Mailbox Monday is hosted by MariReads. I've received a few new books recently:
Won from Confessions of an Avid Reader
St. Petersburg, 1917. After Rasputin’s body is pulled from the icy waters of the Neva River, his eighteen-year-old daughter, Masha, is sent to live at the imperial palace with Tsar Nikolay and his family—including the headstrong Prince Alyosha. Desperately hoping that Masha has inherited Rasputin’s miraculous healing powers, Tsarina Alexandra asks her to tend to Aloysha, who suffers from hemophilia, a blood disease that keeps the boy confined to his sickbed, lest a simple scrape or bump prove fatal.

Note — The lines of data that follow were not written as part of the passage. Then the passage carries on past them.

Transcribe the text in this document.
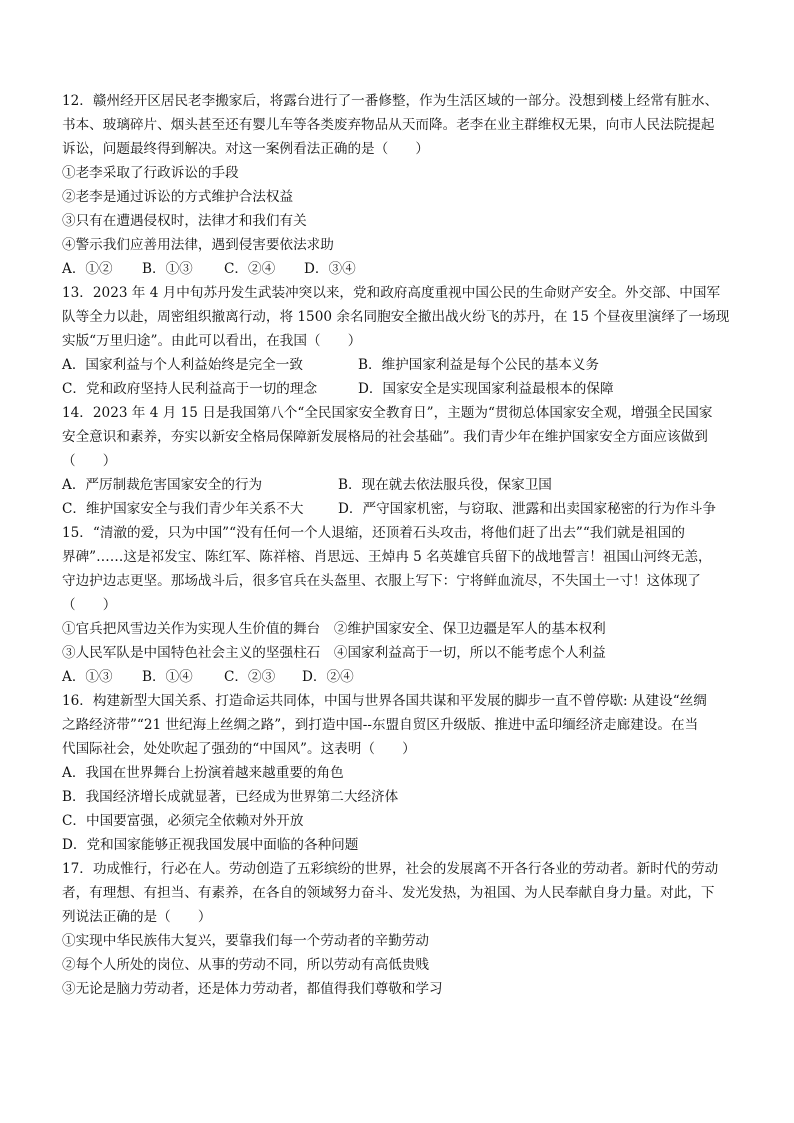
12．赣州经开区居民老李搬家后，将露台进行了一番修整，作为生活区域的一部分。没想到楼上经常有脏水、
书本、玻璃碎片、烟头甚至还有婴儿车等各类废弃物品从天而降。老李在业主群维权无果，向市人民法院提起
诉讼，问题最终得到解决。对这一案例看法正确的是（　　）
①老李采取了行政诉讼的手段
②老李是通过诉讼的方式维护合法权益
③只有在遭遇侵权时，法律才和我们有关
④警示我们应善用法律，遇到侵害要依法求助
A．①② B．①③ C．②④ D．③④
13．2023 年 4 月中旬苏丹发生武装冲突以来，党和政府高度重视中国公民的生命财产安全。外交部、中国军
队等全力以赴，周密组织撤离行动，将 1500 余名同胞安全撤出战火纷飞的苏丹，在 15 个昼夜里演绎了一场现
实版“万里归途”。由此可以看出，在我国（　　）
A．国家利益与个人利益始终是完全一致	B．维护国家利益是每个公民的基本义务
C．党和政府坚持人民利益高于一切的理念	D．国家安全是实现国家利益最根本的保障
14．2023 年 4 月 15 日是我国第八个“全民国家安全教育日”，主题为“贯彻总体国家安全观，增强全民国家
安全意识和素养，夯实以新安全格局保障新发展格局的社会基础”。我们青少年在维护国家安全方面应该做到
（　　）
A．严厉制裁危害国家安全的行为	B．现在就去依法服兵役，保家卫国
C．维护国家安全与我们青少年关系不大	D．严守国家机密，与窃取、泄露和出卖国家秘密的行为作斗争
15．“清澈的爱，只为中国”“没有任何一个人退缩，还顶着石头攻击，将他们赶了出去”“我们就是祖国的
界碑”……这是祁发宝、陈红军、陈祥榕、肖思远、王焯冉 5 名英雄官兵留下的战地誓言！祖国山河终无恙，
守边护边志更坚。那场战斗后，很多官兵在头盔里、衣服上写下：宁将鲜血流尽，不失国土一寸！这体现了
（　　）
①官兵把风雪边关作为实现人生价值的舞台　②维护国家安全、保卫边疆是军人的基本权利
③人民军队是中国特色社会主义的坚强柱石　④国家利益高于一切，所以不能考虑个人利益
A．①③ B．①④ C．②③ D．②④
16．构建新型大国关系、打造命运共同体，中国与世界各国共谋和平发展的脚步一直不曾停歇: 从建设“丝绸
之路经济带”“21 世纪海上丝绸之路”，到打造中国--东盟自贸区升级版、推进中孟印缅经济走廊建设。在当
代国际社会，处处吹起了强劲的“中国风”。这表明（　　）
A．我国在世界舞台上扮演着越来越重要的角色
B．我国经济增长成就显著，已经成为世界第二大经济体
C．中国要富强，必须完全依赖对外开放
D．党和国家能够正视我国发展中面临的各种问题
17．功成惟行，行必在人。劳动创造了五彩缤纷的世界，社会的发展离不开各行各业的劳动者。新时代的劳动
者，有理想、有担当、有素养，在各自的领域努力奋斗、发光发热，为祖国、为人民奉献自身力量。对此，下
列说法正确的是（　　）
①实现中华民族伟大复兴，要靠我们每一个劳动者的辛勤劳动
②每个人所处的岗位、从事的劳动不同，所以劳动有高低贵贱
③无论是脑力劳动者，还是体力劳动者，都值得我们尊敬和学习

Two months after Masha arrives at the palace, the tsar is forced to abdicate, and Bolsheviks place the royal family under house arrest. As Russia descends into civil war, Masha and Alyosha grieve the loss of their former lives, finding solace in each other’s company. To escape the confinement of the palace, they tell stories—some embellished and some entirely imagined—about Nikolay and Alexandra’s courtship, Rasputin’s many exploits, and the wild and wonderful country on the brink of an irrevocable transformation. In the worlds of their imagination, the weak become strong, legend becomes fact, and a future that will never come to pass feels close at hand.
Mesmerizing, haunting, and told in Kathryn Harrison’s signature crystalline prose, Enchantments is a love story about two people who come together as everything around them is falling apart.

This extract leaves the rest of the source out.